1) Accept the fact: It is extremely important to accept that you are a diabetic. The situation worsens when one is in denial mode and does not want to understand or accept the world around him.

2) Be positive: It is scientifically proven that if you are positive about something, then a positive outcome will occur and vice versa. Therefore, it is utmost important to be positive about it and keep reminding yourself that you are going to fight diabetes and very soon you’ll be back to normal life.
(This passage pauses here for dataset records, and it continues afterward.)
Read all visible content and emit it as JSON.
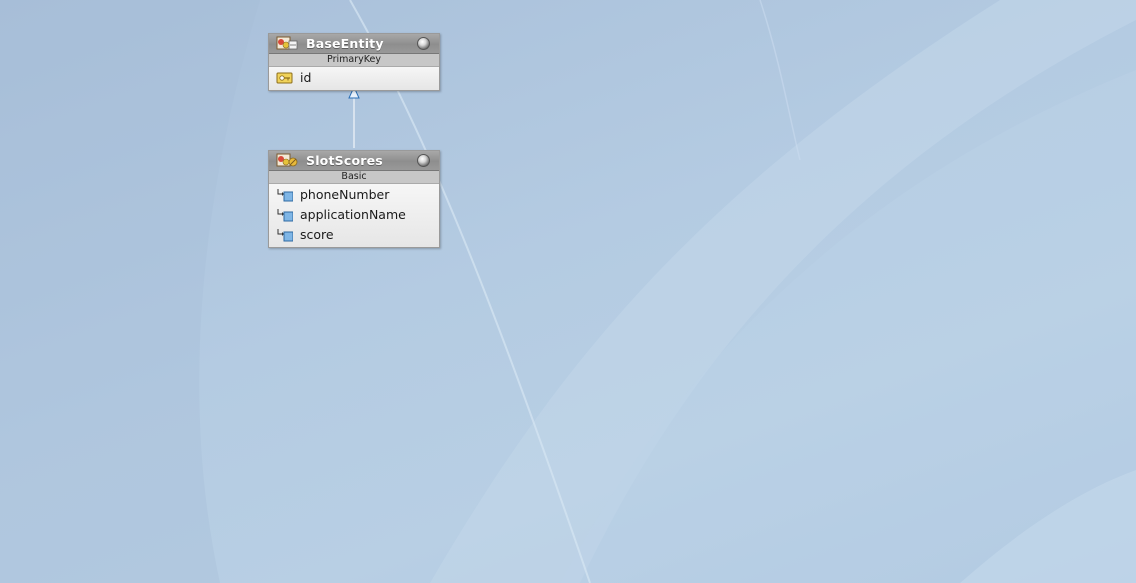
{
  "diagram": {
    "entities": [
      {
        "name": "BaseEntity",
        "stereotype": "PrimaryKey",
        "icon": "mapped-superclass-icon",
        "attributes": [
          {
            "name": "id",
            "icon": "primary-key-icon"
          }
        ]
      },
      {
        "name": "SlotScores",
        "stereotype": "Basic",
        "icon": "entity-icon",
        "attributes": [
          {
            "name": "phoneNumber",
            "icon": "basic-attribute-icon"
          },
          {
            "name": "applicationName",
            "icon": "basic-attribute-icon"
          },
          {
            "name": "score",
            "icon": "basic-attribute-icon"
          }
        ]
      }
    ],
    "relations": [
      {
        "type": "inheritance",
        "from": "SlotScores",
        "to": "BaseEntity"
      }
    ],
    "colors": {
      "header": "#999999",
      "stereotype_band": "#c7c7c7",
      "body": "#ececec",
      "canvas": "#b4cbe2",
      "connector": "#ffffff",
      "arrowhead": "#2c6fb5"
    }
  }
}
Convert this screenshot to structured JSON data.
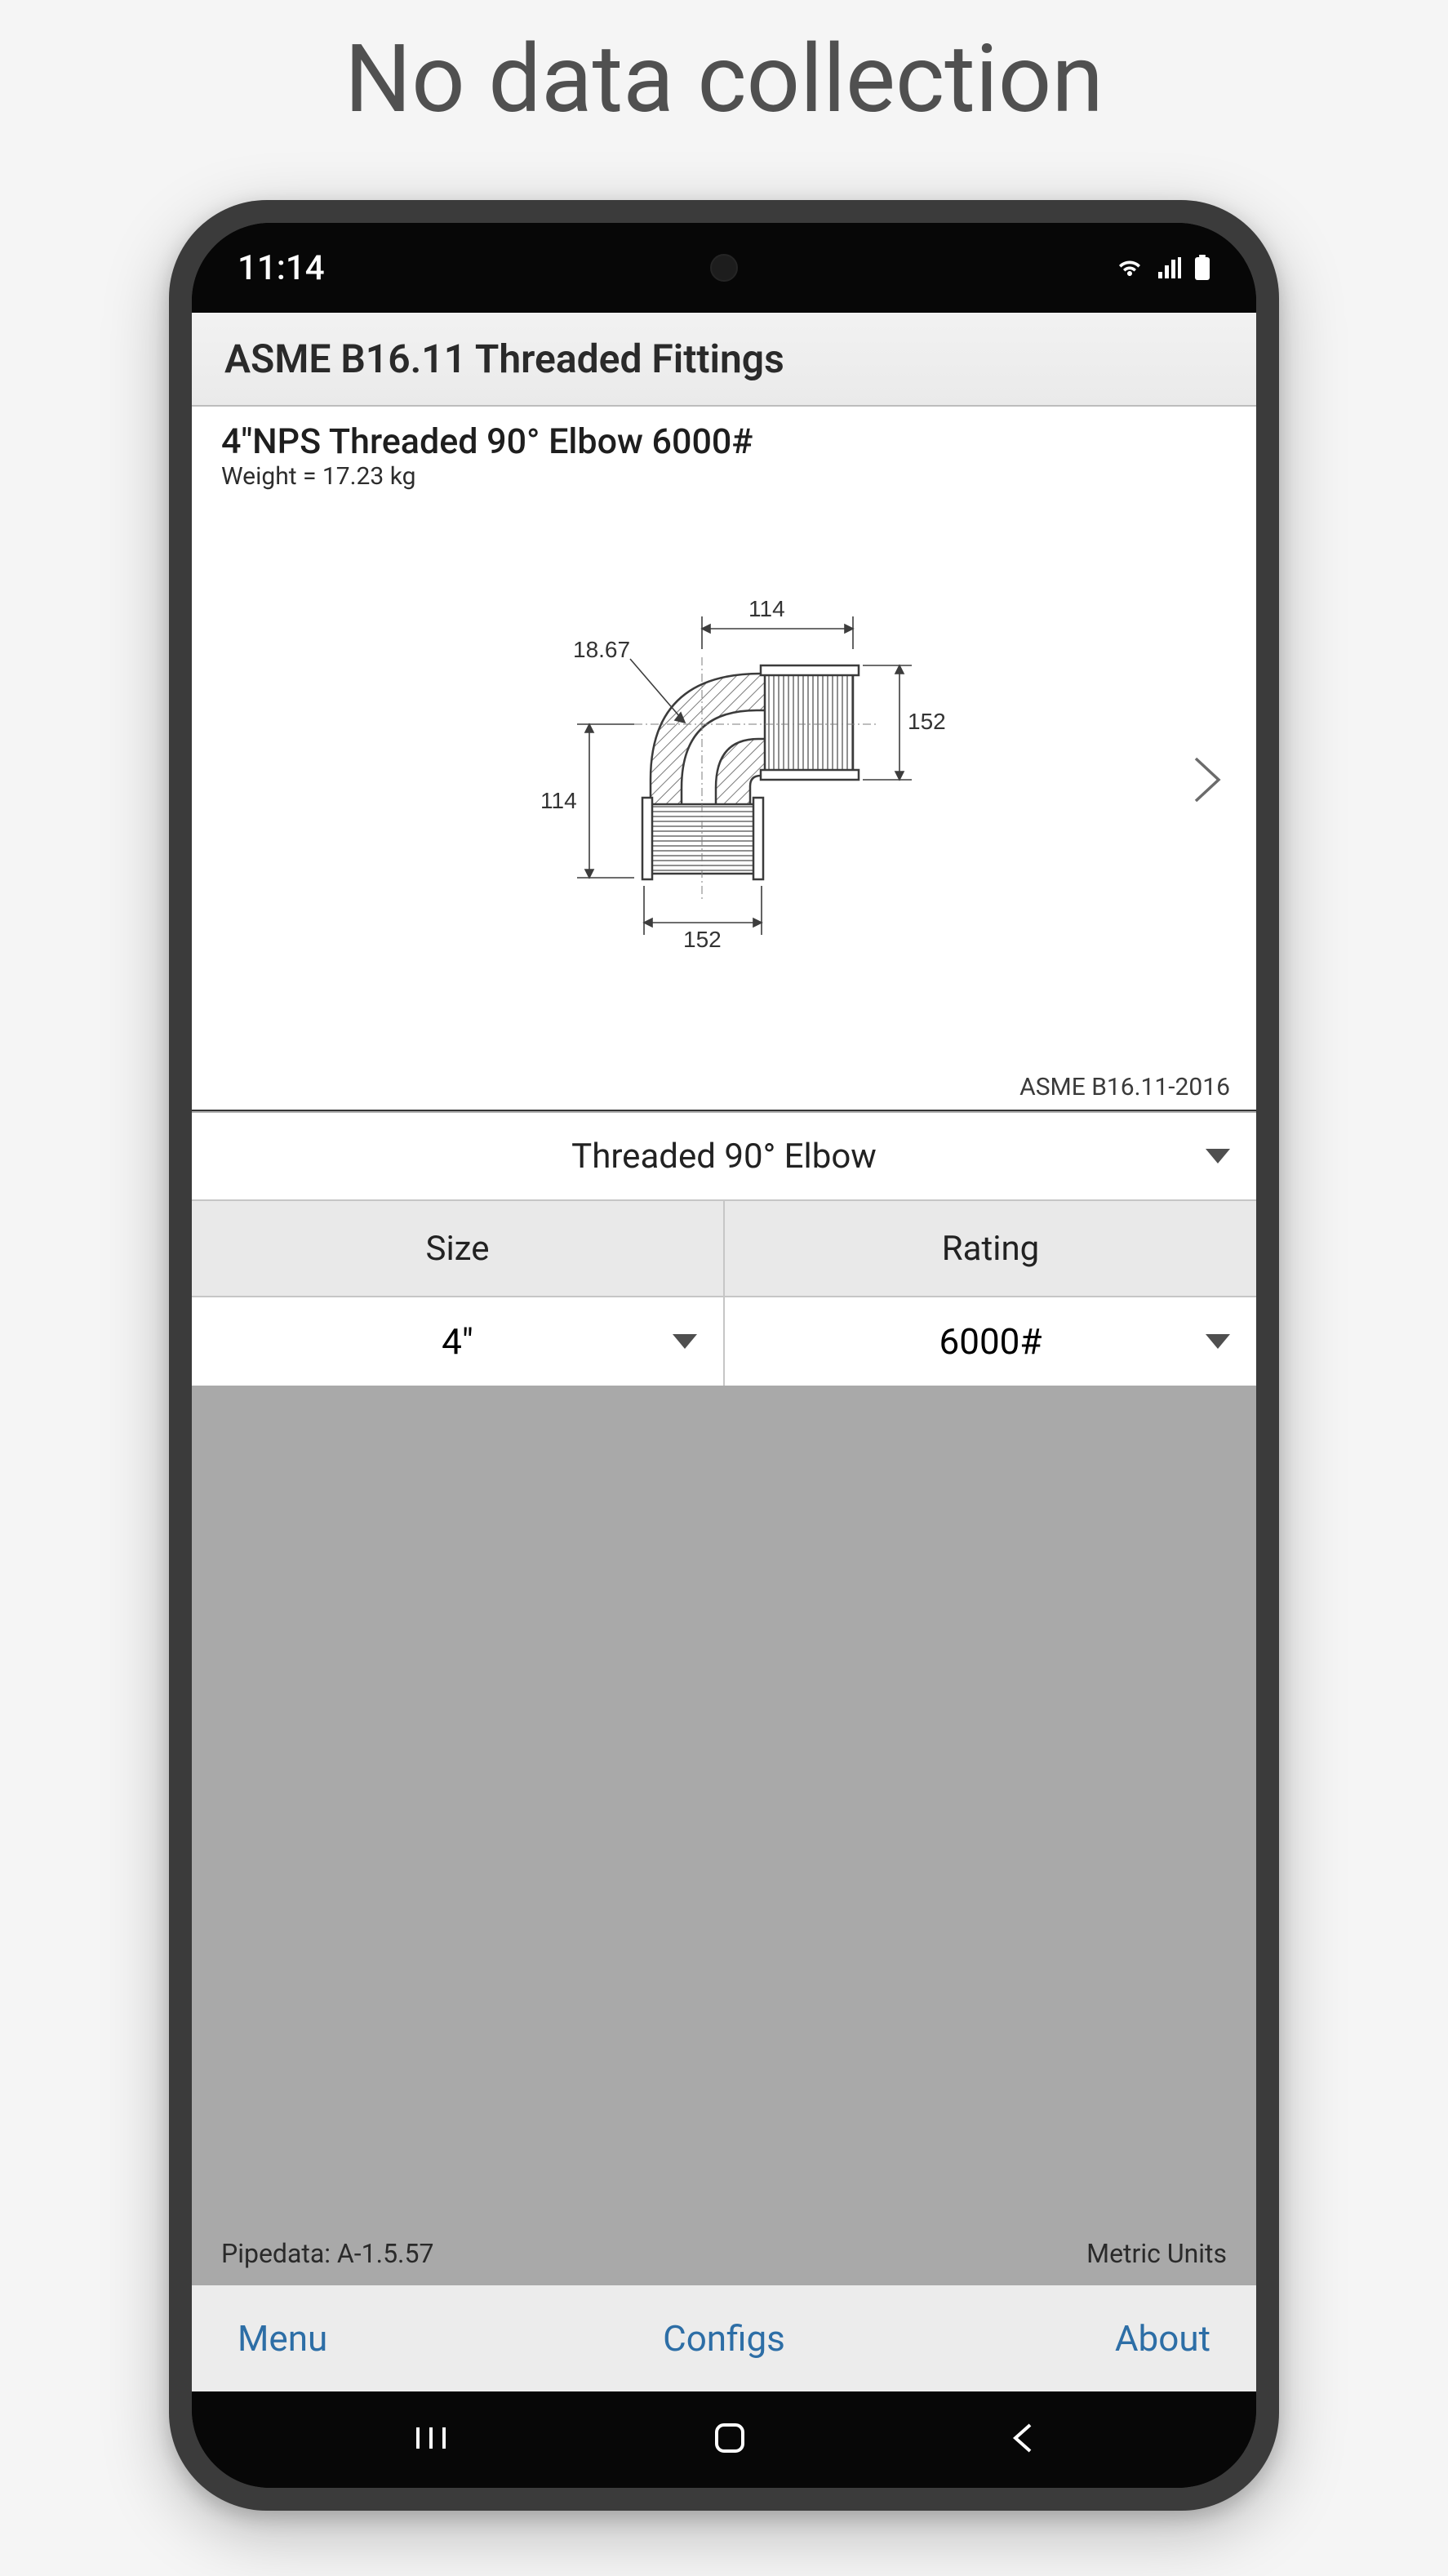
{
  "headline": "No data collection",
  "statusbar": {
    "time": "11:14"
  },
  "app": {
    "header_title": "ASME B16.11 Threaded Fittings"
  },
  "fitting": {
    "title": "4\"NPS Threaded 90° Elbow 6000#",
    "weight_line": "Weight = 17.23 kg",
    "spec": "ASME B16.11-2016"
  },
  "dimensions": {
    "top_width": "114",
    "fillet_radius": "18.67",
    "right_height": "152",
    "left_height": "114",
    "bottom_width": "152"
  },
  "selectors": {
    "type": {
      "label": "Threaded 90° Elbow"
    },
    "size": {
      "header": "Size",
      "value": "4\""
    },
    "rating": {
      "header": "Rating",
      "value": "6000#"
    }
  },
  "footer": {
    "pipedata": "Pipedata: A-1.5.57",
    "units": "Metric Units"
  },
  "tabs": {
    "menu": "Menu",
    "configs": "Configs",
    "about": "About"
  },
  "colors": {
    "link": "#2d6ea6"
  }
}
3) Take proper medication: It is crucial for a diabetic to follow a proper and accurate medication process. Many a times, young diabetic patients avoid taking pills and worsen their plight. So, a diabetic should meet the doctor at a regular interval to show his progress.

4) Do exercise: The role of exercise cannot be undermined for fighting the diabetes. Walk is one of the best exercise suggested by doctors. However, please note that do not go for heavy exercises or rigorous exercises. And before starting with any kind of exercises, you should first consult with your doctor.

5) Control the diet: This applies to you if you are overweight or you have a sweet tooth. Sweets are not good for a diabetic and also for the overweight patients. Therefore, try to avoid the junk food, oily food, high calories food or even the sweet food.

Your life is in your hands, so take utmost precaution and care to treasure it. Don’t let it go just because of taste buds and weak will power.